Saturday, July 17, 2010


Yesterday a child came out to wonder. Caught a dragonfly inside a jar.
Fearful when the sky was full of thunder, And tearful at the falling of a star
Then the child moved ten times round the seasons, Skated over ten clear frozen streams
Words like, when you’re older, must appease him, and promises of someday make his dreams.
And the seasons they go round and round, and the painted ponies go up and down
We’re captive on the carousel of time. We can’t return we can only look behind
From where we came, and go round and round and round on the circle game.

We sang with arms intertwined, mesmerized by the campfire flames, childish voices rising with smoke as our pleas.  Memorized words encapsulating a grief that we didn’t recognize.  I loved the song.  “The Circle Game” meant summer camp, guitars and campfires, smoky t-shirts and hands to hold.  And yet, I sang without comprehension, absent of a panic that set in years later.

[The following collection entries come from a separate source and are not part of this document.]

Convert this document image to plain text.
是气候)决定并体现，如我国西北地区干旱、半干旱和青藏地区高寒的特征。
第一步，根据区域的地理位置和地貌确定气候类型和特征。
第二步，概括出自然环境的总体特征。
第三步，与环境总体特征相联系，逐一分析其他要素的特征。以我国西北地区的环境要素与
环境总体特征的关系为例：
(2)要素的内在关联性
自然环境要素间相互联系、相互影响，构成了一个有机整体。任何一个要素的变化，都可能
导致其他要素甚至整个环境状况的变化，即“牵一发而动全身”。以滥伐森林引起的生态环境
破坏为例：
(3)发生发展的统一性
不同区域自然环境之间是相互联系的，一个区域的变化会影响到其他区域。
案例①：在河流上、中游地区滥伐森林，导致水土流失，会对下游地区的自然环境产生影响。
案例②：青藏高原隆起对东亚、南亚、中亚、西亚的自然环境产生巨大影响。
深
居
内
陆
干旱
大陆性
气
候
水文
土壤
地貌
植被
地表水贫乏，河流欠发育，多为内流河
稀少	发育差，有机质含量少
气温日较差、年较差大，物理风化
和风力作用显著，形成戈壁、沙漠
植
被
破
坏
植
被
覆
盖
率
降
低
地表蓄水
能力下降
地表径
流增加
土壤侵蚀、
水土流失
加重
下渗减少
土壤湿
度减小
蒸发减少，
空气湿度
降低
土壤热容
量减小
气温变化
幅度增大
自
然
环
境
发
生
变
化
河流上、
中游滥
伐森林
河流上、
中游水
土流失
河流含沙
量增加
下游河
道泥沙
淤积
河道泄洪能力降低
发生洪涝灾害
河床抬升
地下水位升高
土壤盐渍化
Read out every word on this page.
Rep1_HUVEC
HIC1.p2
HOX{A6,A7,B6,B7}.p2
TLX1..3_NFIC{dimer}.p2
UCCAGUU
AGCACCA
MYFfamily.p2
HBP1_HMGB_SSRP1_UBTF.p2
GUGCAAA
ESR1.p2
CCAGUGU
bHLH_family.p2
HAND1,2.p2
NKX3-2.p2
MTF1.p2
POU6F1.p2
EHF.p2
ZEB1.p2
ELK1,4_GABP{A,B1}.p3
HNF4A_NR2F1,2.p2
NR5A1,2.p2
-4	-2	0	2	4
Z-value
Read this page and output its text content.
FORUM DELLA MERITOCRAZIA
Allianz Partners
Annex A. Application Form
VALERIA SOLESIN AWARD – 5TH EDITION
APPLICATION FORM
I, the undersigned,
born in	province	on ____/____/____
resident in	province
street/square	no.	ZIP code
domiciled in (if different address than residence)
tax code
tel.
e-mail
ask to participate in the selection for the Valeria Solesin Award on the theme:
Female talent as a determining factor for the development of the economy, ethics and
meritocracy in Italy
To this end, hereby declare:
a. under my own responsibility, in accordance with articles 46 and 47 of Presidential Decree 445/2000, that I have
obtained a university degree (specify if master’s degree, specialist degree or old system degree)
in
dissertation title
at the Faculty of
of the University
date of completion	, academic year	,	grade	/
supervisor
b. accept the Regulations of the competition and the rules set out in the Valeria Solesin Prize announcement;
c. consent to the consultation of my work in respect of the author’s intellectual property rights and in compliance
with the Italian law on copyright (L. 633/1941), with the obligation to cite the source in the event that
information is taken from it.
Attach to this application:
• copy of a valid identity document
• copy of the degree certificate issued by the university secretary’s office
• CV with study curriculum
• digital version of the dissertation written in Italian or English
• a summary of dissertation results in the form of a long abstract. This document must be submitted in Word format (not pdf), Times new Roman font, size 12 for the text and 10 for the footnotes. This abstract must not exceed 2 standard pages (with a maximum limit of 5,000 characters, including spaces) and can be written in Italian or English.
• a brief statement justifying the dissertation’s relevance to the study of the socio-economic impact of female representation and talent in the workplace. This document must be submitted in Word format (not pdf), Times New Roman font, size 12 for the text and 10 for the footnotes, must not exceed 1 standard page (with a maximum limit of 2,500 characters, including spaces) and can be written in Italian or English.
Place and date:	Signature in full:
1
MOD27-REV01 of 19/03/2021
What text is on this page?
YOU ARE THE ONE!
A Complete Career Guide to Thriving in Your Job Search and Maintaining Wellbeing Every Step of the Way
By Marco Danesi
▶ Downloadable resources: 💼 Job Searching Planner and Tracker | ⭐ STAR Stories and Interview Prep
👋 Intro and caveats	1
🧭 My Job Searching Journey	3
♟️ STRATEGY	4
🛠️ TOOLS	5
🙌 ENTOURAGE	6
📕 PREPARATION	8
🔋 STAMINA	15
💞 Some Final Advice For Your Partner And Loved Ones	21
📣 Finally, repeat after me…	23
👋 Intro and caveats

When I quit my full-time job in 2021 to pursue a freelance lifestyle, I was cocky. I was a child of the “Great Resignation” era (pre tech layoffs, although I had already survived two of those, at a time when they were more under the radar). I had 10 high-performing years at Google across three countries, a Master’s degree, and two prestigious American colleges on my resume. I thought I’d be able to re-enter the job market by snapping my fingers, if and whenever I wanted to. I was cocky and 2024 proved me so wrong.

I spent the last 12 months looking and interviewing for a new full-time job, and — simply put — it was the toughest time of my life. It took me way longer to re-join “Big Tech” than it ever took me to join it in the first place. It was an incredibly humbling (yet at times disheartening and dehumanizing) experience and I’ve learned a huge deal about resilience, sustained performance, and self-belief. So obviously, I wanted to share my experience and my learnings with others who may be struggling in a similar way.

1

“We can’t return, we can only look behind from where we came, and go round and round and round in the circle game.”

But as I read the lyrics today, I search for the missing verse.  The lines that detail getting off of the merry-go-round, an escape from repeated lessons and circular living.  I picture the slow spinning and realize that I could stand here forever, and watch the same pink pony return again and again.  The ride does return, doomed to revisit the same path eternally.  I understand the message, and the mourning of spent childhoods, passed adolescence, and approaching gray hairs.  I understand the theme of wishing for a pause button, and how seasons seem to accelerate the older I get.

 But the ride has lost its thrill; after so many circles, I’m ready to try something new.  No longer content to simply wave at beauty and watch the world pass me by, I itch for new lessons, new adventure, and new scenery.  I could sit upon my pony, passively toeing the line, but it seems there are better things ahead.  I’d rather not miss the swing ride, the log flume, or the sticky cotton candy as the side dish for the magician’s act. 

I know I can’t go home again.  I realize that years pass by and it’s shockingly easy to wake up having missed the past decade.  I have learned the same lessons over and over, my stubbornness tripping over my future as I trace the familiar walls of the same hole.  But it’s time to move on.  My painted pony is getting uncomfortable, as I stay rooted on its dizzying spin.

 It’s time for new dreams.  It’s time to wave goodbye at history and mourn lost chances.  It’s time to make peace with old doubts and leave behind healed scars.  It’s time to appreciate the simplicity of the merry-go-round as I head off to new risks, new opportunities, and new chances, learning new tunes as I walk. 

The melody still moves me, wistful for old friends and childhood laughter.  I still pause, aching as my pony returns again and loved ones have walked on, tired of the same scene for decades.  I might miss my familiar ride, and the gently safety of its routine. 

But I’m done being captive.  The seasons will go round and round regardless.  It’s time to stop merely “looking back from where we came”.  It’s time for new horizons.